Услышав имя, Ева познала реку и поняла, что река — ее суть. Река всегда звала ее. Всегда терпеливо ждала.
Ева стала рекой.
Вернувшись домой, Есения не нашла сестру. Она кружила вдоль берега и звала Еву. Кричала так истошно и громко, как только могла, пока не охрипла и не зашлась болезненным кашлем. И совсем тихо шептала настоящее имя Евы — она узнала его случайно, может, оно ей приснилось, потому что Есения так сильно любила сестру и так сильно не хотела ее потерять.
Ева не откликалась.
В изнеможении Есения села на берегу.
Она никогда не переворачивалась. Перевертыш — какое странное, несуразное слово. Не оборотень. А тот, кто переворачивается. Что это вообще значит? Герман нес какую-то чушь про двуликость, и что это не является неправильным. Герман. Отец Евы! Есения сжала кулаки. Найти бы его и разбить поганую морду! Он ведь знал, что река заберет Еву! Он помогал реке!
«Но Еву еще можно вернуть. Можно договориться. Взять судьбу обратно».
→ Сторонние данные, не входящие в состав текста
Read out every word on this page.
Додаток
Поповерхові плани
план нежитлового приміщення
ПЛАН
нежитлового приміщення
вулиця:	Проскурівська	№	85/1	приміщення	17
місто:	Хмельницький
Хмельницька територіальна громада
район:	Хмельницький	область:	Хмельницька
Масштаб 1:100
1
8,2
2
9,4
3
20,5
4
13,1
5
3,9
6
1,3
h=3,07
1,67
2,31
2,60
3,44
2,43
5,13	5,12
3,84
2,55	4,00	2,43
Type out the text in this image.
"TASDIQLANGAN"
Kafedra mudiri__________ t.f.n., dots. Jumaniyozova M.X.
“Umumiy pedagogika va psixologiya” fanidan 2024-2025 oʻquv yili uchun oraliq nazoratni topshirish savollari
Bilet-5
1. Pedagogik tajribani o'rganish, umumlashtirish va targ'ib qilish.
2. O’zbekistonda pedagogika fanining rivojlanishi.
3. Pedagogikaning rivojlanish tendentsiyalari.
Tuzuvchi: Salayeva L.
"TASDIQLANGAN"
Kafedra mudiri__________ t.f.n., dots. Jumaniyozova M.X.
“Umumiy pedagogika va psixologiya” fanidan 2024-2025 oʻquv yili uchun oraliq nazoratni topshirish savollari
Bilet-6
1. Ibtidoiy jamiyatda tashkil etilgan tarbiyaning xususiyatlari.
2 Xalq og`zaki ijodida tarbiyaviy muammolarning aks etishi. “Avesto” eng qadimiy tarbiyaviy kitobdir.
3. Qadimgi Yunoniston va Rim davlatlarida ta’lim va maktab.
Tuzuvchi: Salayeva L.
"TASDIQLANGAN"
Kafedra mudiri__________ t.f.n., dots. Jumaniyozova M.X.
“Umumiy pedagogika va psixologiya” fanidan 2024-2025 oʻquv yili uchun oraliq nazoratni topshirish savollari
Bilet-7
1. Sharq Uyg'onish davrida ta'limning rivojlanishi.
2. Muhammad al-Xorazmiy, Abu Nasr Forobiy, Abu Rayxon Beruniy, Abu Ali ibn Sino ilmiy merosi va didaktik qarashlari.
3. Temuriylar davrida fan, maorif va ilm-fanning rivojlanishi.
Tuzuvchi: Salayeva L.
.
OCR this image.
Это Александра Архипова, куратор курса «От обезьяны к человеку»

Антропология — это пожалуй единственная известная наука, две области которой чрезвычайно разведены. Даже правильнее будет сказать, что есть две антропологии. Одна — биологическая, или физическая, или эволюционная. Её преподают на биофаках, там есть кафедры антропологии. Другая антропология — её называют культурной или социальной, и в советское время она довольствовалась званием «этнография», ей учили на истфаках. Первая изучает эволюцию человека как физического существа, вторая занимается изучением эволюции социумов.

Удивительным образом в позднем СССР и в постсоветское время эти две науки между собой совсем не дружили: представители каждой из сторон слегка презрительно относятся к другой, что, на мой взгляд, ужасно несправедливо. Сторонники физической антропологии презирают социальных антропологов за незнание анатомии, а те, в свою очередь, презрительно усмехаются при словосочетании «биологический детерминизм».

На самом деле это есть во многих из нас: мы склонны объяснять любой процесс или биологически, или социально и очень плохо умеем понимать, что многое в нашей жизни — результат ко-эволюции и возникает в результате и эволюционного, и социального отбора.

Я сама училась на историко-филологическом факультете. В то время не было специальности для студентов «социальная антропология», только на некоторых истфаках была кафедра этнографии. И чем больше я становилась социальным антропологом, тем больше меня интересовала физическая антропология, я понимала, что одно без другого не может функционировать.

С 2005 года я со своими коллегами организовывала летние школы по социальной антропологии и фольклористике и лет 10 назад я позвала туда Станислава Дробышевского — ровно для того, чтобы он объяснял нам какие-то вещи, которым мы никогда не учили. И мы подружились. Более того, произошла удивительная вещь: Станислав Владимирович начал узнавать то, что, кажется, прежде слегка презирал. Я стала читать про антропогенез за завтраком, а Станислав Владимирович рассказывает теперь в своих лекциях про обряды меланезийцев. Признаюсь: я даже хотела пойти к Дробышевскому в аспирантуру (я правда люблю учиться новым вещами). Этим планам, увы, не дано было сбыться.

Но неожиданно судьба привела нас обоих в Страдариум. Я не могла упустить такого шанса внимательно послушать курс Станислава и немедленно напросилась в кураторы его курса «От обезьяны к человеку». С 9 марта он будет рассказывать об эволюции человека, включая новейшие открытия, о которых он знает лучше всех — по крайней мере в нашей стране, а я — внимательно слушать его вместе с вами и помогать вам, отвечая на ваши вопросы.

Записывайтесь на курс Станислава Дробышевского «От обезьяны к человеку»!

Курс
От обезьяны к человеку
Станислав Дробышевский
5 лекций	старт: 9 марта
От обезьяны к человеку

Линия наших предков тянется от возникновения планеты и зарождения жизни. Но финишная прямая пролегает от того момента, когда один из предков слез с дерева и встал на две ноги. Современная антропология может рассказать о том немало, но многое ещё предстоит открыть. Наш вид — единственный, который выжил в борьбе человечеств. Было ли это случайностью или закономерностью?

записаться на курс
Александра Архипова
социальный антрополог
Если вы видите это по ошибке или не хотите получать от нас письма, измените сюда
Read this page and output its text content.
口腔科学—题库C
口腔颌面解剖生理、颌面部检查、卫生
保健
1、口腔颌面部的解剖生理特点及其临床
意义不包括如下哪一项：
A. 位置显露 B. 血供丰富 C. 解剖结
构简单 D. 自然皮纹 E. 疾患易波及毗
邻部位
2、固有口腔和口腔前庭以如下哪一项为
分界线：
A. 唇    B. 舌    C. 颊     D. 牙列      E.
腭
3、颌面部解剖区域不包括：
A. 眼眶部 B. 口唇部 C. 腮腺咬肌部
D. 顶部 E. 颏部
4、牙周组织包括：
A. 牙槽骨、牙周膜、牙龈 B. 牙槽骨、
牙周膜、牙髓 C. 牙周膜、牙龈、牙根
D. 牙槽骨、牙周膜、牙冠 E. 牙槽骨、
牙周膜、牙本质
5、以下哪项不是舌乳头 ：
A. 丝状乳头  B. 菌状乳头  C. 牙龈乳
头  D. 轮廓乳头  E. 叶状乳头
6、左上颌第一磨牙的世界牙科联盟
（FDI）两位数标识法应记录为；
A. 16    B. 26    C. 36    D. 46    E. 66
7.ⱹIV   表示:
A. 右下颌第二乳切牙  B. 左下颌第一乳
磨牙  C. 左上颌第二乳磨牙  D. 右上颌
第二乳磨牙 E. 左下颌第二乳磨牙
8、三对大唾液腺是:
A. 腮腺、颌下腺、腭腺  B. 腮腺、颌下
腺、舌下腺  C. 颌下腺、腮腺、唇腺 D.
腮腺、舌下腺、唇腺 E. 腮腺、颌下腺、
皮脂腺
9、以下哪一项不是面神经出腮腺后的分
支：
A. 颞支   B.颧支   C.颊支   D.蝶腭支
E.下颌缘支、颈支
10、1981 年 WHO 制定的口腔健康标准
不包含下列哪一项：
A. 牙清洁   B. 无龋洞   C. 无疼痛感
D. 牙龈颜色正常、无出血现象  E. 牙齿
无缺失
Есения ступила в воду. Холод щипался. Вода вязко сопротивлялась, будто хотела вытолкать чужачку обратно. С трудом зашла по пояс, по грудь, по шею, наконец, исчезла под водой. Открыла глаза. Воду пронизывал свет, но не лунный, а из неизвестного источника. Вода не была кошмарным водоворотом, как во снах, которые в детстве преследовали Есению.
Вода сияла размытой акварельной красотой.
«Как много света!»
Есения шла через свет. Она не знала, куда идти точно и как попасть на ту сторону реки. Если бы она приняла судьбу, целостность — но не ради Евы, а ради самой себя, — то видела бы путь. Но, будто пронизанная лучами света, Есения блуждала во тьме.
Постепенно вода становилась еще плотнее и вязче, как застывший кисель, свет слабел, точно у художника закончились искрящиеся краски. Идти становилось труднее. Поняв, что заблудилась, Есения вынырнула.